In order to address those issues, more systematic measures should be employed on studies concerning physiological, biochemical and/or metabolic variations of salivary volatilome in healthy population. Along with the improved analytical identification and quantification of VOCs, both sampling- and analytical standards need to be established before conducting diagnostic/screening studies on handful of subjects via applying complex statistical methods in cross-sectional mode. Advanced and hyphenated analytical applications can trace hundreds of VOCs up to low parts per trillion by volume (pptV) range, which are the independent and/or partially dependent variables (i.e., regulated by many known or unknown factors) and often employ unprecedent complexities towards reliable clinical interpretations of data. Thus, we must invest more effort on the fundamental understanding of the true origin (endogenous/exogenous, pathological/therapeutic etc.) and physiochemical properties of the volatiles in the saliva and their rational/probable clinical relationships to an oral pathology. Cross-sectionally observed differential expressions (i.e., pilot studies) in salivary volatiles must be validated/reproduced within large independent cohorts via prospective follow up. Most importantly, at such infancy of salivary omics, it is rather more important to gain basic knowledge on the effects of oral pathophysiological prognosis on VOCs compositions over the course of time.
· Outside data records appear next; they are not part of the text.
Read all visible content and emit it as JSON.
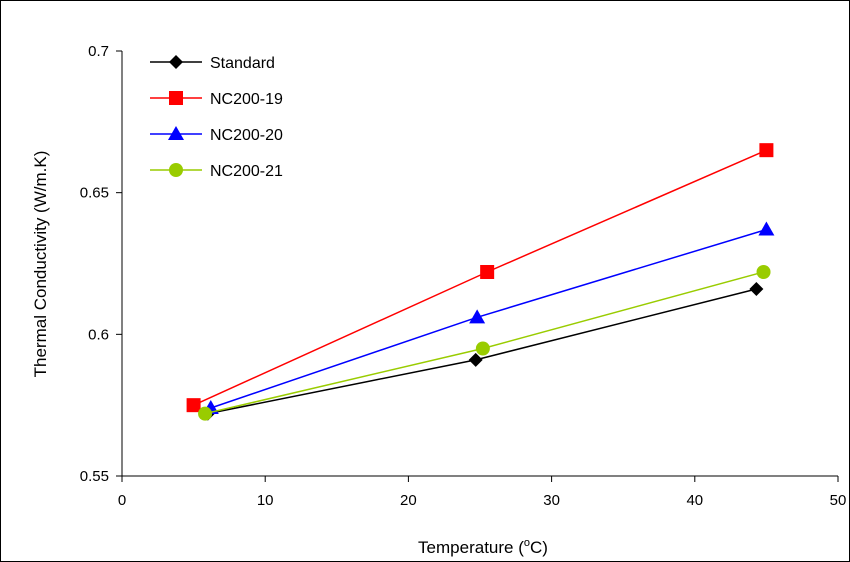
{
  "chart_data": {
    "type": "line",
    "xlabel": "Temperature (",
    "xlabel_sup": "o",
    "xlabel_suffix": "C)",
    "ylabel": "Thermal Conductivity (W/m.K)",
    "xlim": [
      0,
      50
    ],
    "ylim": [
      0.55,
      0.7
    ],
    "x_ticks": [
      "0",
      "10",
      "20",
      "30",
      "40",
      "50"
    ],
    "y_ticks": [
      "0.55",
      "0.6",
      "0.65",
      "0.7"
    ],
    "grid": false,
    "legend_position": "top-left",
    "series": [
      {
        "name": "Standard",
        "color": "#000000",
        "marker": "diamond",
        "x": [
          6,
          24.7,
          44.3
        ],
        "y": [
          0.572,
          0.591,
          0.616
        ]
      },
      {
        "name": "NC200-19",
        "color": "#ff0000",
        "marker": "square",
        "x": [
          5,
          25.5,
          45
        ],
        "y": [
          0.575,
          0.622,
          0.665
        ]
      },
      {
        "name": "NC200-20",
        "color": "#0000ff",
        "marker": "triangle",
        "x": [
          6.2,
          24.8,
          45
        ],
        "y": [
          0.574,
          0.606,
          0.637
        ]
      },
      {
        "name": "NC200-21",
        "color": "#99cc00",
        "marker": "circle",
        "x": [
          5.8,
          25.2,
          44.8
        ],
        "y": [
          0.572,
          0.595,
          0.622
        ]
      }
    ]
  }
}
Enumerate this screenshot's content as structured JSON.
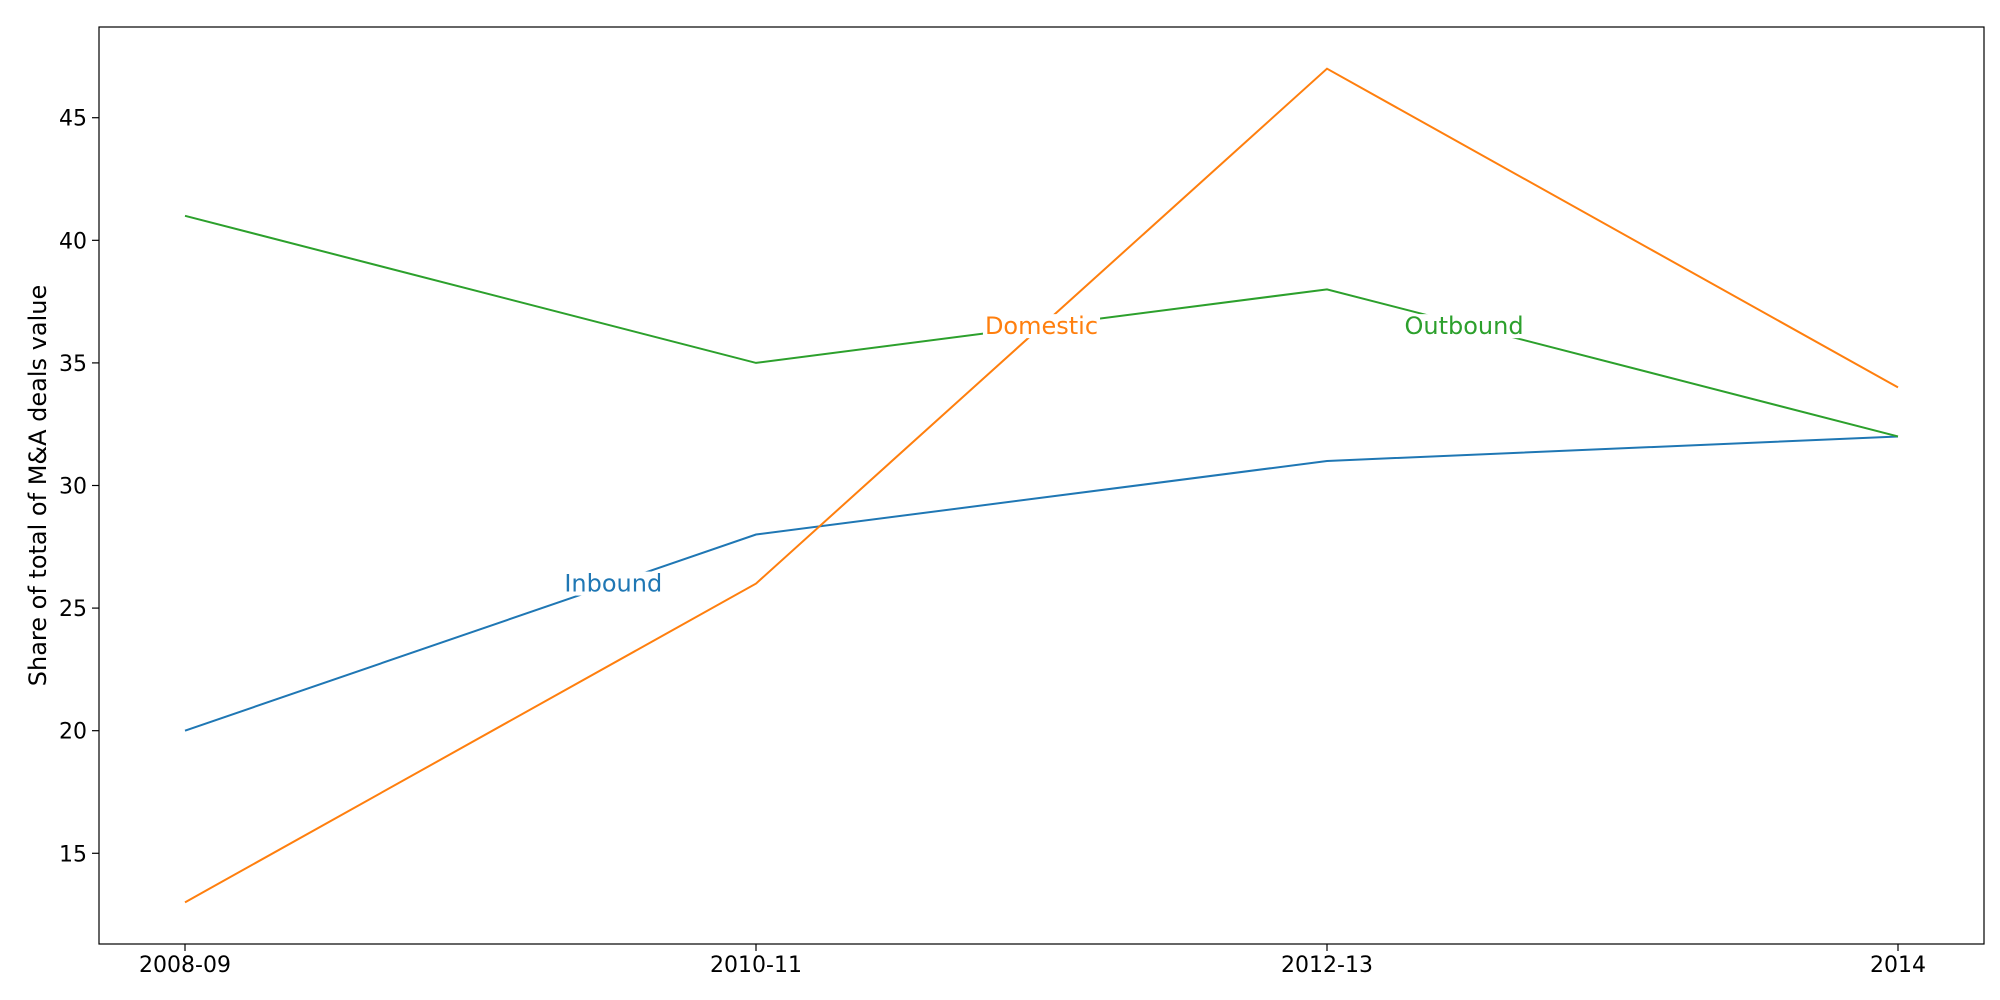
{
  "chart_data": {
    "type": "line",
    "title": "",
    "xlabel": "",
    "ylabel": "Share of total of M&A deals value",
    "categories": [
      "2008-09",
      "2010-11",
      "2012-13",
      "2014"
    ],
    "yticks": [
      15,
      20,
      25,
      30,
      35,
      40,
      45
    ],
    "ylim": [
      11.3,
      48.7
    ],
    "grid": false,
    "legend": "none",
    "series": [
      {
        "name": "Inbound",
        "color": "#1f77b4",
        "values": [
          20,
          28,
          31,
          32
        ],
        "label_at": [
          0.75,
          26.0
        ]
      },
      {
        "name": "Domestic",
        "color": "#ff7f0e",
        "values": [
          13,
          26,
          47,
          34
        ],
        "label_at": [
          1.5,
          36.5
        ]
      },
      {
        "name": "Outbound",
        "color": "#2ca02c",
        "values": [
          41,
          35,
          38,
          32
        ],
        "label_at": [
          2.24,
          36.5
        ]
      }
    ]
  }
}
We must realize our present analytical potentials, clinical knowledge and expertise in order to understand what is possible to achieve via salivary omics. Studies should avoid claims of early diagnosis via observed differential expressions of markers from patients at a late/advanced state of a disease. Understanding of appropriate statistical tools and interpretation of evaluated data are mandatory attributes to overcome many challenges and limitations. Finally, saliva is a dynamic matrix and can serve as an excellent phenotypic window for non-invasive monitoring of physiology, metabolism, oral pathophysiology and/or administered therapy. Salivary omics thus holds potential promise towards its future paths in relation to personalized medicine.